If anyone could handle the pressure of dressing for this historic Inauguration Day, it’s former First Lady Michelle Obama. As the first Black First Lady, she has a better understanding than most of the pressures Vice President Kamala Harris will face as the trifecta of first woman, first Black, and first Asian American Vice President of the United States.
And with that comes the responsibility of what to wear. It isn’t mere superficial vanity, Obama expertly deployed her fashion early on to share her values and promote emerging designers. “It seemed that my clothes mattered more to people than anything I had to say,” she told the New York Times in 2018. “Optics governed more or less everything in the political world, and I factored this into every outfit.”
On January 20, she arrived in a burgundy coat and jumpsuit cinched with a gold belt by Black designer Sergio Hudson and a black face mask. Hudson, an up-and-coming designer who made his debut on New York Fashion week in February 2020, has designed looks for Obama’s Becoming book tour and at the Essence festival and his clients include celebrities like Rihanna and Beyonce. Kamala Harris wore Sergio Hudson shoes to the inauguration with her outfit by Black designer Christopher John Rodgers.
For President Barack Obama’s first inauguration in 2009, she wore a sparkling gold sheath dress and coat by Cuban-born American designer Isabel Toledo for the presidential swearing-in ceremony. There was the color: sunny and full of optimism. And there was the designer: Toledo immigrated to the U.S. at age eight, and went on to fulfill the American dream of becoming a successful fashion designer. In 2013, she wore a Thom Browne dress and coat, polished and businesslike.
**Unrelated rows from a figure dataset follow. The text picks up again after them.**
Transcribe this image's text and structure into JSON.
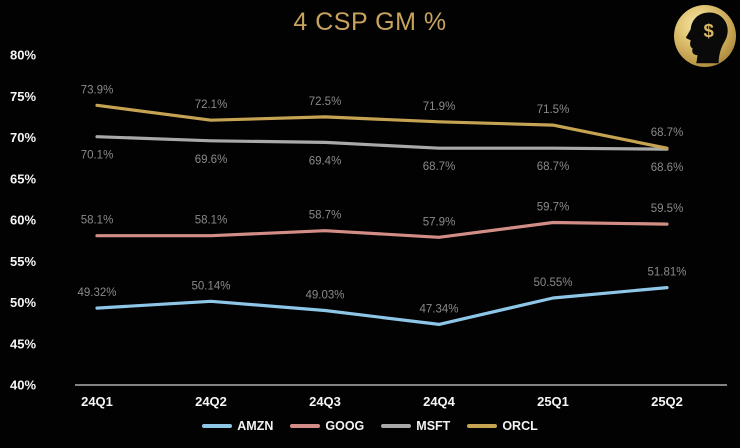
{
  "title": "4 CSP GM %",
  "logo": {
    "symbol": "$",
    "description": "gold coin with head silhouette"
  },
  "chart_data": {
    "type": "line",
    "title": "4 CSP GM %",
    "categories": [
      "24Q1",
      "24Q2",
      "24Q3",
      "24Q4",
      "25Q1",
      "25Q2"
    ],
    "series": [
      {
        "name": "AMZN",
        "color": "#8ec6e8",
        "values": [
          49.32,
          50.14,
          49.03,
          47.34,
          50.55,
          51.81
        ],
        "labels": [
          "49.32%",
          "50.14%",
          "49.03%",
          "47.34%",
          "50.55%",
          "51.81%"
        ],
        "label_position": "above"
      },
      {
        "name": "GOOG",
        "color": "#d28e86",
        "values": [
          58.1,
          58.1,
          58.7,
          57.9,
          59.7,
          59.5
        ],
        "labels": [
          "58.1%",
          "58.1%",
          "58.7%",
          "57.9%",
          "59.7%",
          "59.5%"
        ],
        "label_position": "above"
      },
      {
        "name": "MSFT",
        "color": "#a9a9a9",
        "values": [
          70.1,
          69.6,
          69.4,
          68.7,
          68.7,
          68.6
        ],
        "labels": [
          "70.1%",
          "69.6%",
          "69.4%",
          "68.7%",
          "68.7%",
          "68.6%"
        ],
        "label_position": "below"
      },
      {
        "name": "ORCL",
        "color": "#c5a353",
        "values": [
          73.9,
          72.1,
          72.5,
          71.9,
          71.5,
          68.7
        ],
        "labels": [
          "73.9%",
          "72.1%",
          "72.5%",
          "71.9%",
          "71.5%",
          "68.7%"
        ],
        "label_position": "above"
      }
    ],
    "y_ticks": [
      {
        "label": "80%",
        "value": 80
      },
      {
        "label": "75%",
        "value": 75
      },
      {
        "label": "70%",
        "value": 70
      },
      {
        "label": "65%",
        "value": 65
      },
      {
        "label": "60%",
        "value": 60
      },
      {
        "label": "55%",
        "value": 55
      },
      {
        "label": "50%",
        "value": 50
      },
      {
        "label": "45%",
        "value": 45
      },
      {
        "label": "40%",
        "value": 40
      }
    ],
    "ylim": [
      40,
      80
    ],
    "grid": false,
    "legend_position": "bottom",
    "colors": {
      "background": "#020202",
      "title": "#c7a35e",
      "axis_line": "#cfcfcf",
      "tick_text": "#f5f5f5",
      "data_label": "#8a8a8a"
    }
  }
}
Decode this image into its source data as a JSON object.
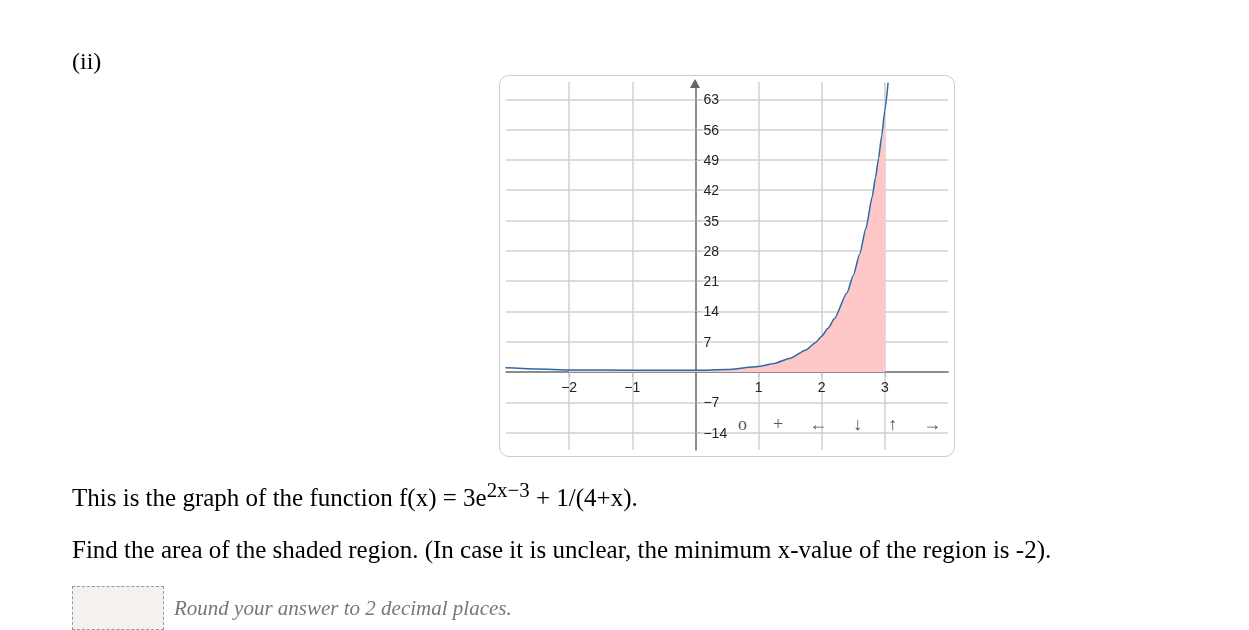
{
  "chart_data": {
    "type": "line",
    "title": "(ii)",
    "annotations": [
      "This is the graph of the function f(x) = 3e$^{2x−3}$ + 1/(4+x).",
      "Find the area of the shaded region. (In case it is unclear, the minimum x-value of the region is -2).",
      "Round your answer to 2 decimal places.",
      "o",
      "+",
      "←",
      "↓",
      "↑",
      "→"
    ],
    "series": [
      {
        "type": "area",
        "color": "#ffc8c8",
        "x": [
          -2,
          -1,
          0,
          0.5,
          1,
          1.25,
          1.5,
          1.75,
          1.9,
          2,
          2.1,
          2.2,
          2.4,
          2.5,
          2.6,
          2.7,
          2.8,
          2.85,
          2.9,
          2.95,
          3
        ],
        "values": [
          0.5,
          0.4,
          0.4,
          0.6,
          1.3,
          2.0,
          3.2,
          5.1,
          6.8,
          8.3,
          10.1,
          12.3,
          18.3,
          22.3,
          27.2,
          33.2,
          40.5,
          44.8,
          49.4,
          54.6,
          60.4
        ]
      },
      {
        "type": "line",
        "color": "#2a6aa6",
        "x": [
          -3,
          -2.5,
          -2,
          -1,
          0,
          0.5,
          1,
          1.25,
          1.5,
          1.75,
          1.9,
          2,
          2.1,
          2.2,
          2.4,
          2.5,
          2.6,
          2.7,
          2.8,
          2.85,
          2.9,
          2.95,
          3,
          3.05
        ],
        "values": [
          1.0,
          0.7,
          0.5,
          0.4,
          0.4,
          0.6,
          1.3,
          2.0,
          3.2,
          5.1,
          6.8,
          8.3,
          10.1,
          12.3,
          18.3,
          22.3,
          27.2,
          33.2,
          40.5,
          44.8,
          49.4,
          54.6,
          60.4,
          66.7
        ]
      }
    ],
    "xlim": [
      -3,
      4
    ],
    "xticks": [
      {
        "value": -2,
        "label": "−2"
      },
      {
        "value": -1,
        "label": "−1"
      },
      1,
      2,
      3
    ],
    "ylim": [
      -18,
      67
    ],
    "yticks": [
      {
        "value": -14,
        "label": "−14"
      },
      {
        "value": -7,
        "label": "−7"
      },
      7,
      14,
      21,
      28,
      35,
      42,
      49,
      56,
      63
    ],
    "grid": true,
    "marker": "none",
    "line_style": "solid"
  }
}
And of course, there were the stunning gowns for each inauguration, both designed by Jason Wu. It is clear from these examples alone (and there are many more) that Obama artfully represented American designers of all races and all genders, particularly championing emerging designers. As the years went on, her approach became dubbed “sartorial diplomacy,” drawing comparisons to Jackie Kennedy, who took a similar approach, although with fewer political landmines to navigate.
It is no surprise that she chose Sergio Hudson, a Black designer originally from South Carolina, to celebrate Harris’s historic inauguration to underscore that we are entering a new era, where new voices will be given room to be heard—and seen.